Harman, one of the largest suppliers of in-car tech, is wowing the CES 2013 crowds with what it claims is the most advanced in-car infotainment system in the world. And you can buy it today from BMW.
Harman, the company behind brands like Harman Kardon, JBL and Mark Levinson, is also showing off its next-gen in-car platforms, due to be rolled out in cars from several manufacturers later in 2013 and beyond.
But what's causing Harman and BMW to tout the ConnectedDrive platform as the "world's most advanced infotainment system"?
The fun starts with a 1280 x 480 high def LCD display. All the better for viewing graphical niceties like 3D city models and bird's eye view in the navigation system.
There are 3D effects and menus throughout the interface, too, and it's all optimised for ease of use and minimal driver distraction. Apparently.
A number of industry firsts are claimed to boot. For starters, without taking your hands off the wheel or eyes of the road you can dictate texts and emails. There's full-on iPhone integration and future revisions will support third party apps.
Having played with this latest version of ConnectedDrive, it's certainly one of the slickest and best featured systems on the market, even if most of the raw functionality is mirrored by other big brands like Audi and Mercedes-Benz.
But what of Harman's other projects? One of the more interesting is its app-centric platform. Based on Android, the idea is to give smartphone-orientated car owners an in-car experience to rival that of their favourite portable gadgets.
The general gist is a combination of intuitive interface design, dedicated apps and better syncing with mobile devices. One clever idea involves on-screen icons that "grow" as the user's finger approaches, making it easier to make the right selection.

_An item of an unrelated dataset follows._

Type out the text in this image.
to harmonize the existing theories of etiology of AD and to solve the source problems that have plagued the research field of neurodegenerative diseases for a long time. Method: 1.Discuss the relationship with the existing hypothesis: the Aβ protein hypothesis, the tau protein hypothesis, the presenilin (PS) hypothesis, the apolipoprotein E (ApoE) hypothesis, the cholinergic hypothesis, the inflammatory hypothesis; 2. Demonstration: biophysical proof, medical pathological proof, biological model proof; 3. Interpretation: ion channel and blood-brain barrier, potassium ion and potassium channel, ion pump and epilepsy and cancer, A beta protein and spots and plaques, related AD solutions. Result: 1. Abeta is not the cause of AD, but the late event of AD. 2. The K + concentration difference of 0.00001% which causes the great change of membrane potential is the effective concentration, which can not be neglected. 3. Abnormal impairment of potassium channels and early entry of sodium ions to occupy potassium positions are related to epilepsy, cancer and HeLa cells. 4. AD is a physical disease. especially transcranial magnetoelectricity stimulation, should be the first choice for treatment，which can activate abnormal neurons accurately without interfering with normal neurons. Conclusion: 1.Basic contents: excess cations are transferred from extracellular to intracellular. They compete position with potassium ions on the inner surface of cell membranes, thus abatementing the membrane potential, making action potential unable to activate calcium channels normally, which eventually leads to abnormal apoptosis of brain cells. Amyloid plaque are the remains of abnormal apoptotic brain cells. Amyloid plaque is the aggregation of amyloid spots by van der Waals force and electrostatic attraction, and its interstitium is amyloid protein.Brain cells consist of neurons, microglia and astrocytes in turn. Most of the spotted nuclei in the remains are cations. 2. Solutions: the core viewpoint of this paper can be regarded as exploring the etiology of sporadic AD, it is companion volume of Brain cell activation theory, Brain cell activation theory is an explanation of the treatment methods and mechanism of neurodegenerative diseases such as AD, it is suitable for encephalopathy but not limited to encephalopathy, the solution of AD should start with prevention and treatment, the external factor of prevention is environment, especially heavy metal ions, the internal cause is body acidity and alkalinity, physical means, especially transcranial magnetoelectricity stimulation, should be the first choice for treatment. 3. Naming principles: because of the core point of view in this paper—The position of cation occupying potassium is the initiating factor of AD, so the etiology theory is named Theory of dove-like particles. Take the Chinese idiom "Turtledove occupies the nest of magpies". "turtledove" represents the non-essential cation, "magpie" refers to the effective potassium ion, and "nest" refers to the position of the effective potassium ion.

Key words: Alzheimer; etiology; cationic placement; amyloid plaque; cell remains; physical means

Harman is also pitching its Premium Infotainment platform at CES. Highlights include the combination of touchless gesture controls and head up displays to deliver an augmented reality interface.
The connected car
In the short term, that could include painting navigation prompts like lane guidance onto the windscreen. Further out, a context-aware car connected to local infrastructure would know how much longer a traffic light was due to stay red and display emails while stationary.
It's all pretty clever stuff but exactly when you can expect to see it in cars is a tricky subject. Car manufacturers tend to keep schtum until new models are launched for fear of customers holding out for the next best thing, so specifics are thin on the ground.
But we reckon platforms like the app-centric Android system are - at most - 18 months away.